According to a document to which EFE had access on November 1, Brazil’s Federal Public Ministry determined the suspension of the legal cooperation agreement with Peru concerning the Odebrecht case following a request from the company.

The decision was taken in response to a lawsuit by Novonor, formerly Odebrecht, which denounced the violation by Peruvian authorities of the agreement signed between the two parties.

It included the “non-use of evidence produced in Brazil” against the company in that jurisdiction.

Ollanta Humala is being prosecuted along with his wife, Nadine Heredia.
Ollanta Humala is being prosecuted along with his wife, Nadine Heredia. (Photo: internet reproduction)

The Brazilian agency determined the “suspension, for now, of the legal cooperation” with Peru until the Peruvian authorities present new clarifications given the “seriousness and verisimilitude of the information” alleged by the company, according to a document from the Public Prosecutor’s Office dated October 31.

According to the Public Prosecutor’s Office, the allegations are “garnished” with evidence proving the alleged breach of the collaboration agreement signed between Odebrecht and Peru and the violation of “fundamental rights and guarantees of the signatories” of these agreements, among other aspects.

OLLANTA HUMALA AND LINKAGE

The suspension of the agreement would imply the postponement of the interrogations of several former Odebrecht employees. The interviews were scheduled for November as witnesses in the oral trial against former President Ollanta Humala.

Humala is being prosecuted, along with his wife, Nadine Heredia, for alleged irregular financing of the Nationalist Party during the 2006 and 2011 election campaigns. He is also facing a 20-year prison sentence for money laundering.

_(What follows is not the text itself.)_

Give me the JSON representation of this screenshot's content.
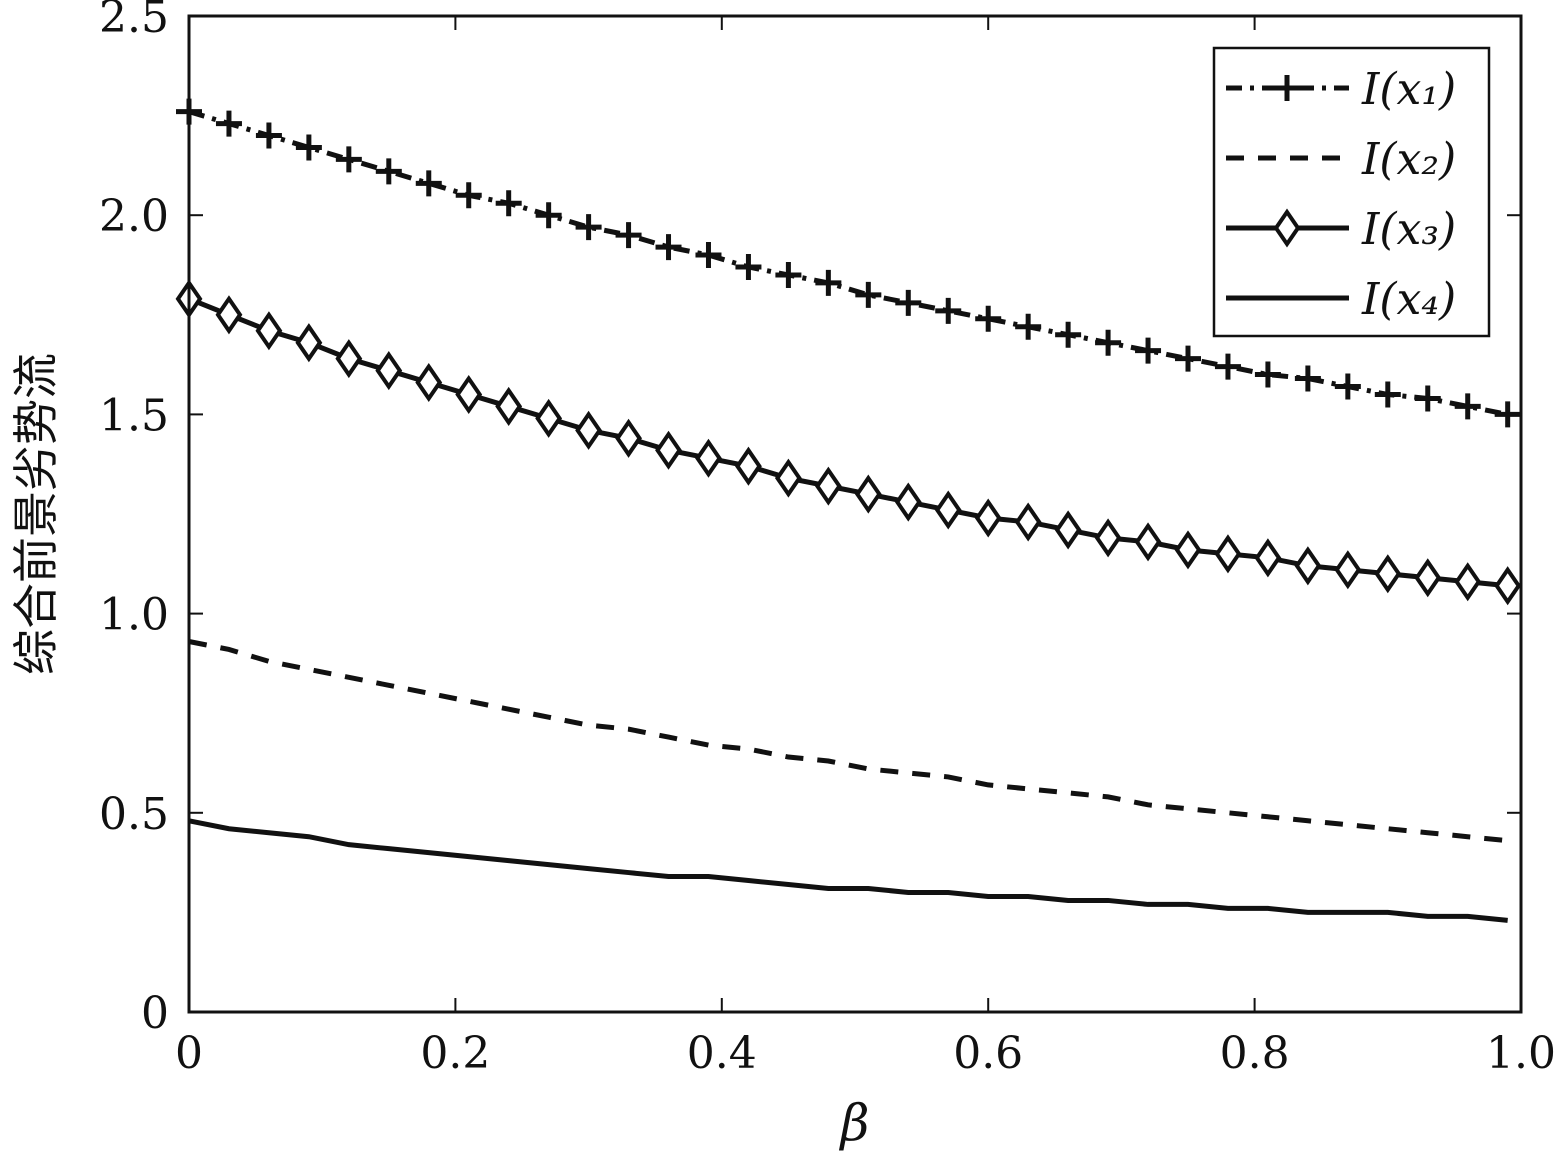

Humala is the first former Peruvian president to go to trial in the Lava Jato scandal, even though Alejandro Toledo (2001-2006), the late Alan García (2006-2011), and Pedro Pablo Kuczynski (2006-2008), as well as Keiko Fujimori, who has run three times for the Peruvian presidency, have also been accused of money laundering.

Odebrecht signed a collaboration agreement with the Peruvian Prosecutor’s Office in 2018, a process by which the company acknowledged the corruption cases and agreed to make reparations to the State for the civil damages caused by the bribes offered over the years to obtain works.